Die Krise und Wir

Einleitungsstatement von Josef Iraschko beim "Roten Montag" der KPÖ Leopoldstadt am 15.3.2010

Montag 22. März 2010, von KPÖ Leopoldstadt

Die weltweiten Turbulenzen des neoliberalen Kapitalismus, die für immer mehr Menschen zu dramatischen, sozialen, kulturellen und finanziellen Problemen führen, waren das Thema des "Roten Montags" am 15. März 2010. Die Gleichzeitigkeit von kapitalistischer Krise und der Zunahme von Rassismus, Rechtsextremismus und autoritären politischen Tendenzen, ist kein Zufall, stellte Josef Iraschko, KPÖ-Bezirksrat, in seinem einleitenden Statement fest:

Die weltweite Krise zeigt sich auch in der Leopoldstadt in immer erkennbarerem Ansteigen von Armut, Desillusionierung, Orientierungslosigkeit, Resignation, Perspektivlosigkeit und auch verständlichen aggressiven Reaktionen, besonders unter Jugendlichen. Und das Schlimme: die Krise steht erst am Anfang, sie ist entgegen den Aussagen aller professioneller Schönschwätzer noch lange nicht vorbei, sie beginnt erst richtig. Wie unsere Gesellschaft mit der wachsenden Armut umgeht, zeigt ihr wahres Gesicht. Wir können es vorwegnehmen: die herrschende Klasse in unserem Land hat sich entschieden, die Armen zu bekämpfen und nicht die Armut. Es wird weiterhin rasant von unten nach oben umverteilt und die politischen MärchenerzählerInnen kaschieren das mit Schlagwörtern wie Arbeitsplatzerhaltung, angeblich durch mehr Wettbewerb. Also Löhne, Sozialleistungen, Kosten für Bildung und Gesundheit runter, Einschränkungen in der öffentlichen Versorgung, dafür aber Milliarden an Subventionen für die Unternehmen, 100 Millarden Euro für die Verursacher der Krise.

Die Führung der Sozialdemokratie, wie z.B. Hans Niessl, Landeschef von Burgenland, spricht so wie ÖVP und FPÖ/BZÖ davon, dass Sozialmissbrauch bekämpft werden und Leistung sich wieder lohnen muss. Es wird nicht die eigentliche Frage gestellt: Leistung für was und wen und zu welchem Preis. Dem Märchen: die Gewinne von heute sind die Arbeitsplätze von morgen halten wir die einzig richtige Antwort entgegen: geht`s uns allen gut, dann geht es auch der Wirtschaft gut, der umgekehrte Spruch hat sich genügend blamiert.

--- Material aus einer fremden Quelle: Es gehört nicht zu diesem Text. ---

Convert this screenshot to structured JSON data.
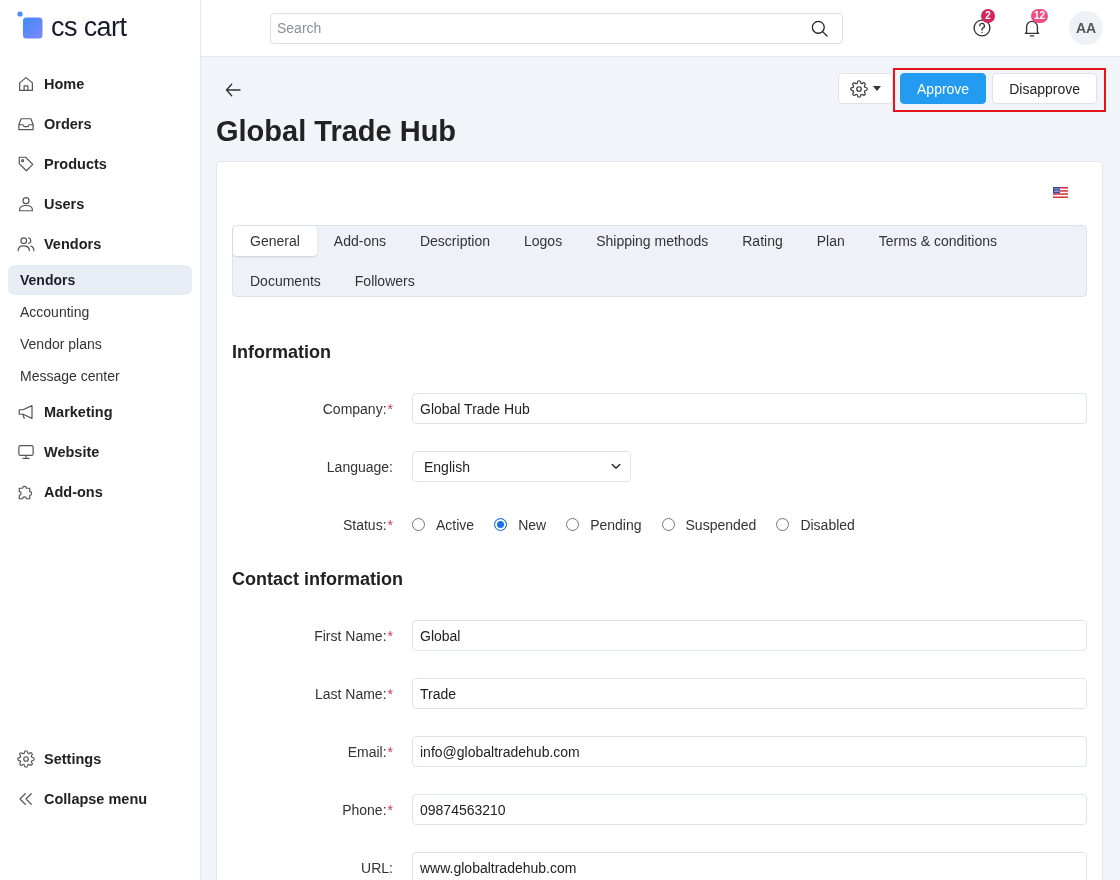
{
  "sidebar": {
    "logo": "cs cart",
    "nav": [
      {
        "label": "Home",
        "selected": false
      },
      {
        "label": "Orders",
        "selected": false
      },
      {
        "label": "Products",
        "selected": false
      },
      {
        "label": "Users",
        "selected": false
      },
      {
        "label": "Vendors",
        "selected": false,
        "children": [
          {
            "label": "Vendors",
            "selected": true
          },
          {
            "label": "Accounting",
            "selected": false
          },
          {
            "label": "Vendor plans",
            "selected": false
          },
          {
            "label": "Message center",
            "selected": false
          }
        ]
      },
      {
        "label": "Marketing",
        "selected": false
      },
      {
        "label": "Website",
        "selected": false
      },
      {
        "label": "Add-ons",
        "selected": false
      }
    ],
    "footer": [
      {
        "label": "Settings"
      },
      {
        "label": "Collapse menu"
      }
    ]
  },
  "topbar": {
    "search": {
      "placeholder": "Search"
    },
    "indicators": [
      {
        "kind": "help",
        "badge": "2",
        "color": "#d3245c"
      },
      {
        "kind": "notifications",
        "badge": "12",
        "color": "#ee4d85"
      }
    ],
    "avatar": "AA"
  },
  "header": {
    "title": "Global Trade Hub",
    "actions": {
      "highlighted": true,
      "buttons": [
        {
          "label": "Approve",
          "kind": "primary"
        },
        {
          "label": "Disapprove",
          "kind": "default"
        }
      ]
    }
  },
  "tabs": [
    {
      "label": "General",
      "selected": true
    },
    {
      "label": "Add-ons",
      "selected": false
    },
    {
      "label": "Description",
      "selected": false
    },
    {
      "label": "Logos",
      "selected": false
    },
    {
      "label": "Shipping methods",
      "selected": false
    },
    {
      "label": "Rating",
      "selected": false
    },
    {
      "label": "Plan",
      "selected": false
    },
    {
      "label": "Terms & conditions",
      "selected": false
    },
    {
      "label": "Documents",
      "selected": false
    },
    {
      "label": "Followers",
      "selected": false
    }
  ],
  "sections": [
    {
      "title": "Information",
      "fields": [
        {
          "kind": "text",
          "label": "Company:",
          "required_mark": "*",
          "value": "Global Trade Hub"
        },
        {
          "kind": "select",
          "label": "Language:",
          "value": "English"
        },
        {
          "kind": "radio",
          "label": "Status:",
          "required_mark": "*",
          "options": [
            {
              "label": "Active",
              "selected": false
            },
            {
              "label": "New",
              "selected": true
            },
            {
              "label": "Pending",
              "selected": false
            },
            {
              "label": "Suspended",
              "selected": false
            },
            {
              "label": "Disabled",
              "selected": false
            }
          ]
        }
      ]
    },
    {
      "title": "Contact information",
      "fields": [
        {
          "kind": "text",
          "label": "First Name:",
          "required_mark": "*",
          "value": "Global"
        },
        {
          "kind": "text",
          "label": "Last Name:",
          "required_mark": "*",
          "value": "Trade"
        },
        {
          "kind": "text",
          "label": "Email:",
          "required_mark": "*",
          "value": "info@globaltradehub.com"
        },
        {
          "kind": "text",
          "label": "Phone:",
          "required_mark": "*",
          "value": "09874563210"
        },
        {
          "kind": "text",
          "label": "URL:",
          "value": "www.globaltradehub.com"
        }
      ]
    }
  ]
}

Verschärft wird diese Krise noch durch eine unglaubliche Arroganz und Zurschaustellung von Reichtum (siehe Opernball), die für viele Menschen eine unerträgliche Provokation darstellen. Wirtschaft, Politik und Medien sind sich dessen bewusst, dass diese Politik zu politischem und auch organisiertem Widerstand führen wird, aber auch zu vielen unkontrollierten Reaktionen. Und auch hier formieren sie sich gegen die Betroffenen: Eine intensive Kriminalitäts- und Sicherheitsdebatte wird forciert, demokratische Rechte werden mittels Mafiaprozessen und Polizeiwillkür gegen DemonstrantInnen eingeschränkt und vor allem wird den rechtspopulistischen bis rechtsextremen Gruppen und Parteien im gesellschaftlichen Diskurs eine immer breitere Darstellungsmöglichkeit eingeräumt.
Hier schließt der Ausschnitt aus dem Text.